Through His promises we participate in the divine nature.  We are justified by His blood and forgiven.  And we are given His promises to bury the old nature controlled by sinful desire and to bring forth the new man in Christ who abounds in the qualities Peter listed.


We ask Him for His Spirit and to bring these virtues to pass in us, and we strive to fulfill His calling, and HE makes us participants in the divine nature.


Just think of this.  What is God’s desire?

Your salvation.  So much so that He gave His Son.  To sweat blood, to suffer.

Yes, Father, Yes, most willingly, I’ll bear what you command me.

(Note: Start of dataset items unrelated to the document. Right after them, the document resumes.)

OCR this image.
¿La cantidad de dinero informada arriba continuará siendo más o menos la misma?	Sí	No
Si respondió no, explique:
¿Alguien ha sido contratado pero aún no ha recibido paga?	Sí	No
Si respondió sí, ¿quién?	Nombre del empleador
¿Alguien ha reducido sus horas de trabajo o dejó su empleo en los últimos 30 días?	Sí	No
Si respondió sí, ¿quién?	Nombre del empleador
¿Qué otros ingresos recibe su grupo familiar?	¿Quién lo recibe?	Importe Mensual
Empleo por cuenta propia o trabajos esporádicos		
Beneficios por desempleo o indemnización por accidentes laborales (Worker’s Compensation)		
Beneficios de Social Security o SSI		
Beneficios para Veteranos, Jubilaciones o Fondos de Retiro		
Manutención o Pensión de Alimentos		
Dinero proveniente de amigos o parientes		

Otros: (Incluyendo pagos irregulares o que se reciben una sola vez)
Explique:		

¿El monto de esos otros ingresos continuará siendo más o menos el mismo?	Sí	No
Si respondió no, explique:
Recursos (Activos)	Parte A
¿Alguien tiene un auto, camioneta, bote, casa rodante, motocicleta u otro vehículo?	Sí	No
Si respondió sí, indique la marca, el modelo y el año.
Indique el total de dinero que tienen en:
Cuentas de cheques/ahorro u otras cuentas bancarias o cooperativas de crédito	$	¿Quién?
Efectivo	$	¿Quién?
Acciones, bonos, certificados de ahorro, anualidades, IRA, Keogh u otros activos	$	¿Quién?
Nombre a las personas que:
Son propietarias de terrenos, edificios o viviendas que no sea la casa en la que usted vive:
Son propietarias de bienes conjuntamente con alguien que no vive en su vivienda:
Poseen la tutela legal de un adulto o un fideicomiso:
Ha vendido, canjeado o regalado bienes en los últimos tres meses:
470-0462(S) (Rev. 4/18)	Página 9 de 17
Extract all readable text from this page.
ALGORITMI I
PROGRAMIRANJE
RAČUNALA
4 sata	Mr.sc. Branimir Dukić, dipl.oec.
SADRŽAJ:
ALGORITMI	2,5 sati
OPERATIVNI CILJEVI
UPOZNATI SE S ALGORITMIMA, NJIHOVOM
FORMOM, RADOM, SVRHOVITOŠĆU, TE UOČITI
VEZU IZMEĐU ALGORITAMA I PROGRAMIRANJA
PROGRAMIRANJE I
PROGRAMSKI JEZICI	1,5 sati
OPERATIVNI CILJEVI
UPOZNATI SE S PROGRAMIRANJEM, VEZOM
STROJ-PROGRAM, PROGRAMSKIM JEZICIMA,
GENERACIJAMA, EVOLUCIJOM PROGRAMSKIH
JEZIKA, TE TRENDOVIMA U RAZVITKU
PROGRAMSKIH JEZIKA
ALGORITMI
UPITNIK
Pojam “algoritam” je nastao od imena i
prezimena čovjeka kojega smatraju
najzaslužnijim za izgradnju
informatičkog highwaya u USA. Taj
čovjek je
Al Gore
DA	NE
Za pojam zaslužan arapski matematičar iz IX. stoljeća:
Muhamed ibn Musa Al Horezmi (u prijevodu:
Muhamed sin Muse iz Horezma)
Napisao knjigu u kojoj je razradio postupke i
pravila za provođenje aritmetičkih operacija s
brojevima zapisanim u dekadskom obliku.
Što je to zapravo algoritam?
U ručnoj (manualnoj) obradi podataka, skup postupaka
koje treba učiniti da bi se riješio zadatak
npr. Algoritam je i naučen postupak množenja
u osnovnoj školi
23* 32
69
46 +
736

My will conforms to your decree: I’ll do what you have asked me.

O Wondrous love, what have you done?  The Father offers up His Son

DESIRING our salvation! (LSB 438 stanza 3)


That you participate in His nature.

That you become rich in heavenly treasure.


But whoever does not have these qualities is nearsighted and blind and has forgotten that he has been cleansed from his past sins.


We are so sluggish.  God eagerly desires to make us participants in His nature so that we store up treasures in heaven.


His desire is for us to be rich.  So passionately He desires this that He gave His Son.



We were not set free from sin so that we could live in it; not forgiven so that we could stay in bondage to death


So we spend Lent rightly when we meditate on Christ’s passion


There we see what sinful desire has done, what it does


If God poured such punishment on His innocent, beloved Son, what will happen to those who do not repent and do not escape the corruption in the world because of sinful desire?


O wondrous love, whose depth no heart hath sounded

That brought thee here by foes and thieves surrounded

All worldly pleasures, heedless, I was trying

While thou wert dying.


There we see how God has desired us so as to give His Son for our forgiveness.

There we begin to desire Christ, and God fulfills our desire.


Yet unrequited, Lord I would not leave Thee

I will renounce whate’er doth vex or grieve Thee

And quench with thoughts of Thee and prayers most lowly

All fires unholy.


But since my strength will nevermore suffice me

To crucify desires that still entice me

To all good deeds O let Thy Spirit win me

And reign within me! (LSB 439 stanzas 7, 10, 11)


The peace of God, which passes understanding, keep your hearts and minds in Christ Jesus.